(que de la blanche... un peu noire quand même)
Sale temps pour les braves, de Don Carpenter ; roman d'une vie en marge miracle américain ; 425p.
Thème :
"Abandonné dès sa naissance en pleine crise de 1929, Jack Levitt traîne ses airs de mauvais garçon et ses pulsions meurtrières dans la grisaille de Portland. Empoisonné par l'amertume qui fait bouillir son sang, Jack suit depuis toujours le parcours d'isolement que la société a prévu pour lui. Après l'orphelinat, la maison de correction; après la prison du comté, la prison d'Etat. Jack a vingt-six ans quand il sort de San Quentin. Affranchi par la connexion qui l'a uni à son codétenu Billy Lancing, Jack tentera de se libérer de la solitude de la vie, son ennemie de toujours, à travers l'aventure conjugale et la paternité. Mais là encore, la liberté est hors de portée."
Roman foisonnant, riche, typique de la nouvelle vague américaine des années 60, où l'on suit la vie d'un jeune homme pas vraiment gâté dès le départ. L'auteur démontre à quel point la société américaine fait tout pour enfoncer ceux qui sont au fond du trou, et où l'illusion socialiste fait vite flop tellement elle est en décalage avec la vie à l'américaine. C'est fort, c'est dense, c'est superbement écrit, c'est un roman incontournable.
La capitana, d'Elsa Osorio ; roman biographique traversant le XXème siècle des mouvements anti-fascistes en Argentine et en Europe ; 330 p.
Thème :
"Il y a des vies qui sont des romans qu'aucun romancier n'ose-I rait écrire par crainte d'être taxé d'invraisemblance.
Mika, Micaela Feldman de Etchebéhère, a réellement vécu en Patagonie, à Paris, à Berlin, en Espagne, elle a tenu toute sa vie des carnets. À partir de ces notes, des rencontres avec ceux qui l'ont connue, des recoupements de l'Histoire, Elsa Osorio transforme ce qui pourrait n'être qu'une biographie en littérature.

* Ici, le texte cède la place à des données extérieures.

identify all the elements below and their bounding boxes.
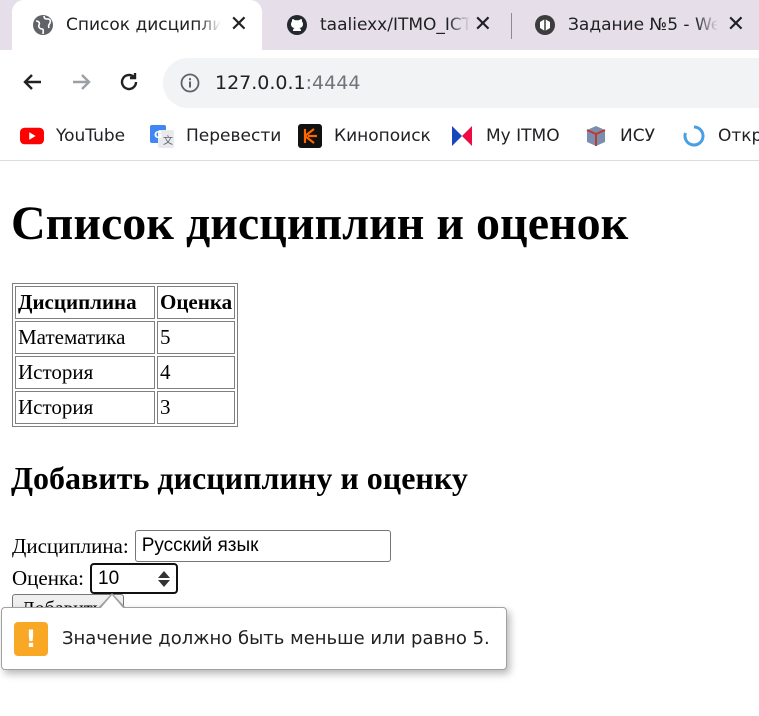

Mika a lutté pour l'égalité, la justice et la liberté. À Paris, elle a participé, avec son mari, au mouvement intellectuel dans les années 30. Puis ils sont allés vivre à Berlin dont les ont chassés le nazisme et les manipulations du mouvement ouvrier par le stalinisme. Enfin ils ont rejoint les milices du POUM dans la guerre civile en Espagne.
Dans des circonstances dramatiques, elle, qui ne sait rien des armes et des stratégies militaires, se retrouve à la tête d'une milice. Son charisme, son intelligence des autres, sa capacité à prendre les décisions la rendent indispensable et ce sont les miliciens eux-mêmes qui la nomment capitaine. Poursuivie par les fascistes, persécutée par les staliniens, emprisonnée, elle sera sauvée par les hommes qu'elle a commandés. Elle a fini sa vie d'inlassable militante à Paris en 1992. Elsa Osorio, portée par ce personnage hors du commun, écrit un roman d'amour passionné et une quête intellectuelle exigeante en mettant en oeuvre tout son savoir-faire et son talent littéraire pour combler les trous de l'Histoire."
Mika Etchébéhère est une résistante dans l'âme. Dans ce roman, on suit son destin, ainsi que celui de son amour Hippolyte, à travers le spectre de l'émergence des mouvements communistes et anarchistes, en Argentine, en France, en Allemagne et surtout en Espagne, des années 20 à aujourd'hui, en passant bien-sûr par les coeur des années trente, véritable barycentre du roman. Montée du nazisme, défense de la Republica, Front populaire... tout y passe, et c'est ce qui fait de ce roman un grand roman historique. mais ce n'est pas seulement ça, c'est aussi une grande histoire d'amour, en fait des grandes histoires d'amour pour Mika, avec Hippolyte, un intellectuel argentin francophile, àqui tout réussit, et avec les grandes idées solidaires et égalitaires issues de la pensée marxiste. C'est beau, c'est intelligent, l'écriture et le déroulement de l'histoire sont originaux... Génial ! J'ai quand même hésité à mettre le troisième coeur, j'avoue, car ce roman (car s'en est un) est un peu bordélique dans sa construction. Mais c'est voulu, et ça retombe magnifiquement sur ses pattes. Donc, oui, ça en mérite bien trois, des coeurs.